Louis Lourioux, born in Saint-Laurent (Cher) on April 4, 1874 and died in a car accident in Foëcy on September 6, 1930, was a ceramist active in Foëcy between 1895 and 1930, a contemporary of Lalique and Gallé. He became famous for his stoneware pieces and his great mastery of the arts of fire.

Louis Lourioux began producing around 1902 in Foëcy, at the height of the Art Nouveau period. Imaginative and creative, he creates superb shaped pieces or decorations inspired by the plant or animal world. He is appointed as an Academy officer as an “art ceramist” in 1906. He then moves towards more sober production with geometric and Art Deco decorations and shapes. He will, like Émile Decœur, be very noted for the quality and variety of his enamels.

Imposed by his father as a partner in the Buchon et Legros porcelain factory, Louis Lourioux takes over its management in 1924. He quickly develops the company by creating original materials, shapes and patterns, combining ingenuity and technical mastery in his research Laboratory. The factory employes around two hundred workers in the 1920s.

He quickly orients his factory towards more artistic production with the help of the decorator Aristide Pipet and the sculptors Joé Descomps-Cormier and Charles Lemanceau.

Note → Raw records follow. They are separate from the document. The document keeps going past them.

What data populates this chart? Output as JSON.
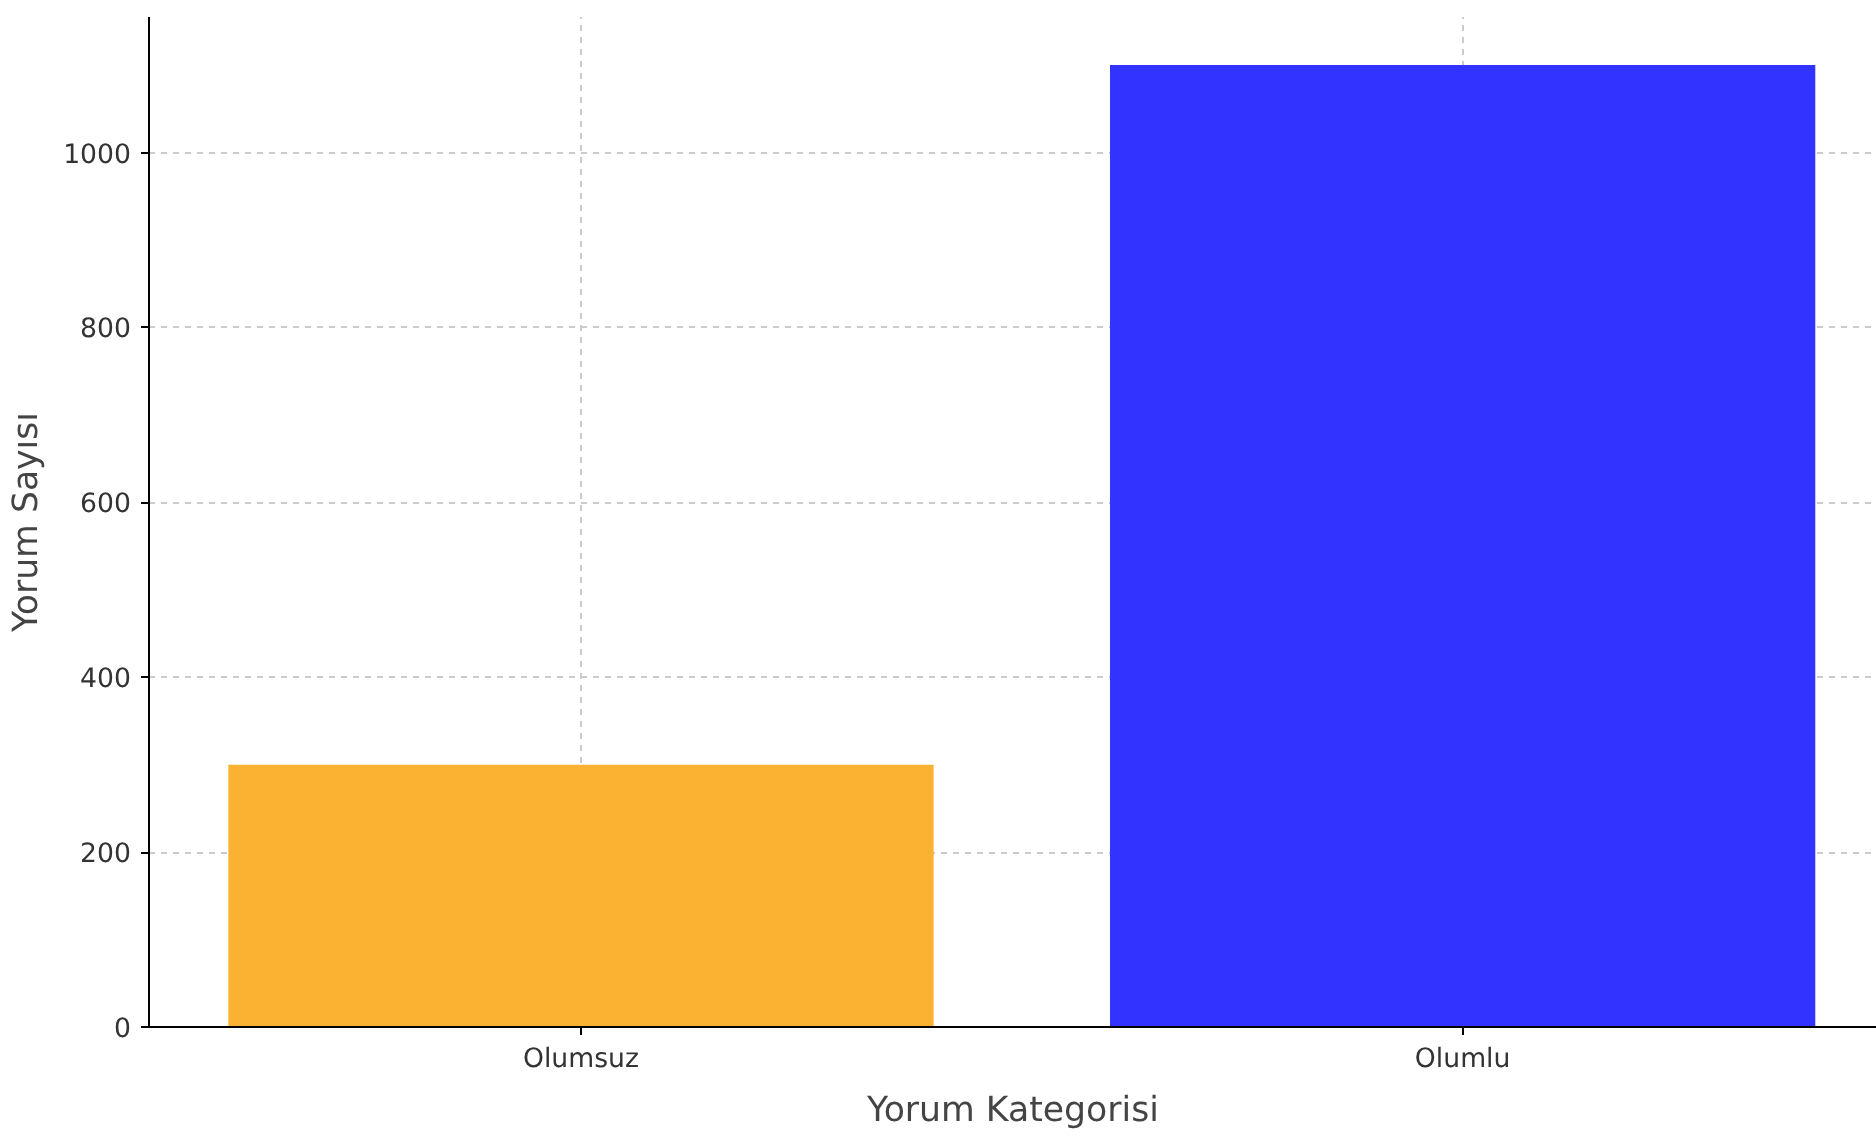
{
  "chart_data": {
    "type": "bar",
    "xlabel": "Yorum Kategorisi",
    "ylabel": "Yorum Sayısı",
    "categories": [
      "Olumsuz",
      "Olumlu"
    ],
    "values": [
      300,
      1100
    ],
    "colors": [
      "#fbb232",
      "#3333ff"
    ],
    "ylim": [
      0,
      1155
    ],
    "yticks": [
      0,
      200,
      400,
      600,
      800,
      1000
    ],
    "grid": true
  }
}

His productions will also be among the first pieces brought back from the wreck of the Titanic. He will also work for the workshops La Maîtrise (Galeries Lafayette) and Primavera (Le Printemps). He also exhibits his works in numerous fairs: Salon d'Automne 6 , the salon of decorative artists ...

He is killed in a car accident in 1930. The factory is then taken over by his widow until 1949, then by a niece associated with the Lunéville earthenware factory before joining the group of the porcelain maker Deshoulières in 1968.